FIG. 2A is a flow diagram illustrating a method of obtaining semantic features in accordance with an exemplary embodiment.
FIG. 2B is a flow diagram illustrating a method of obtaining semantic features in accordance with another exemplary embodiment.
FIG. 3 illustrates a flow diagram of a method of text proofing according to another exemplary embodiment.
FIG. 4 illustrates a flow diagram of a method of text proofing according to another exemplary embodiment.
FIG. 5 illustrates a flow diagram of a method of text proofing according to another exemplary embodiment.
FIG. 6 illustrates a block diagram of a text proofing apparatus according to an exemplary embodiment.
FIG. 7 is a block diagram illustrating an electronic device in accordance with an example embodiment.

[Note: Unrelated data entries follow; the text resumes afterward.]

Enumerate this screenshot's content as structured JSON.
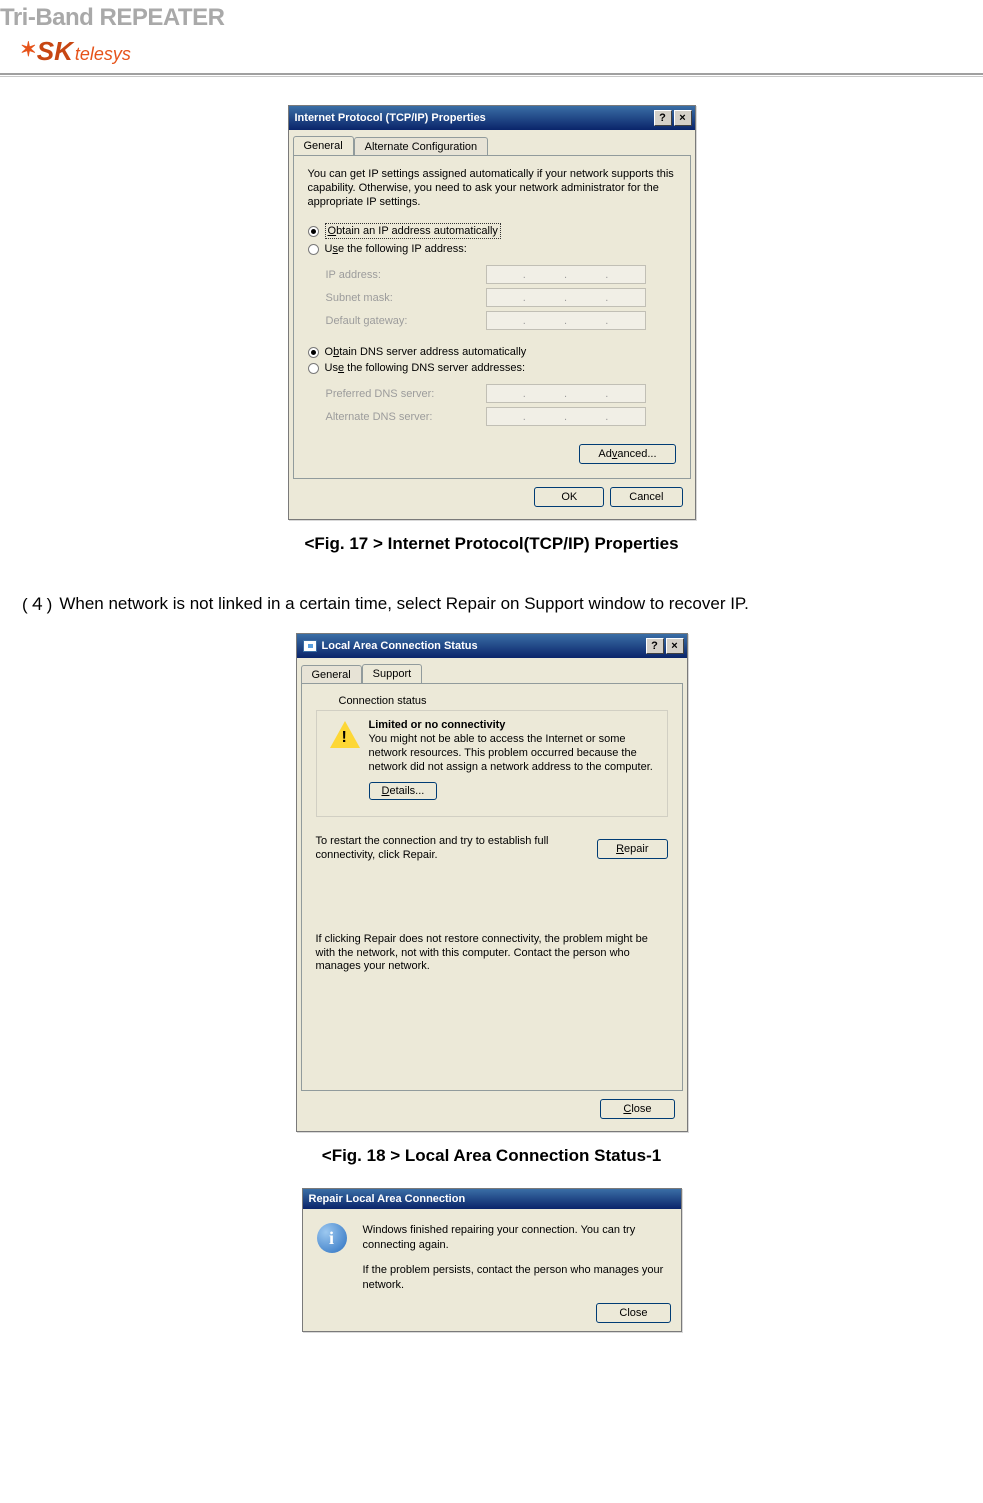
{
  "header": {
    "title": "Tri-Band REPEATER",
    "logo_sk": "SK",
    "logo_telesys": "telesys"
  },
  "dialog1": {
    "title": "Internet Protocol (TCP/IP) Properties",
    "help_btn": "?",
    "close_btn": "×",
    "tabs": {
      "general": "General",
      "alt": "Alternate Configuration"
    },
    "desc": "You can get IP settings assigned automatically if your network supports this capability. Otherwise, you need to ask your network administrator for the appropriate IP settings.",
    "radio_obtain_ip": "Obtain an IP address automatically",
    "radio_use_ip": "Use the following IP address:",
    "lbl_ip": "IP address:",
    "lbl_subnet": "Subnet mask:",
    "lbl_gateway": "Default gateway:",
    "radio_obtain_dns": "Obtain DNS server address automatically",
    "radio_use_dns": "Use the following DNS server addresses:",
    "lbl_pref_dns": "Preferred DNS server:",
    "lbl_alt_dns": "Alternate DNS server:",
    "btn_advanced": "Advanced...",
    "btn_ok": "OK",
    "btn_cancel": "Cancel"
  },
  "caption1": "<Fig. 17 > Internet Protocol(TCP/IP) Properties",
  "step4": {
    "num": "(４)",
    "text": "When network is not linked in a certain time, select Repair on Support window to recover IP."
  },
  "dialog2": {
    "title": "Local Area Connection Status",
    "help_btn": "?",
    "close_btn": "×",
    "tabs": {
      "general": "General",
      "support": "Support"
    },
    "legend": "Connection status",
    "warn_title": "Limited or no connectivity",
    "warn_text": "You might not be able to access the Internet or some network resources. This problem occurred because the network did not assign a network address to the computer.",
    "btn_details": "Details...",
    "repair_text": "To restart the connection and try to establish full connectivity, click Repair.",
    "btn_repair": "Repair",
    "note": "If clicking Repair does not restore connectivity, the problem might be with the network, not with this computer. Contact the person who manages your network.",
    "btn_close": "Close"
  },
  "caption2": "<Fig. 18 > Local Area Connection Status-1",
  "dialog3": {
    "title": "Repair Local Area Connection",
    "text1": "Windows finished repairing your connection. You can try connecting again.",
    "text2": "If the problem persists, contact the person who manages your network.",
    "btn_close": "Close"
  }
}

FIG. 8 is a block diagram illustrating an electronic device in accordance with an example embodiment.
Detailed Description
The following detailed description of specific embodiments of the present disclosure is provided in connection with the accompanying drawings. It should be understood that the detailed description and specific examples, while indicating the present disclosure, are given by way of illustration and explanation only, not limitation.
FIG. 1 illustrates a flow diagram of a method of text proofing according to an exemplary embodiment. As shown in fig. 1, the above method may include the following steps 101 to 104.
In step 101, error correction information of each sentence in the text to be corrected is determined, wherein the error correction information includes an error word and at least one error correction word corresponding to the error word.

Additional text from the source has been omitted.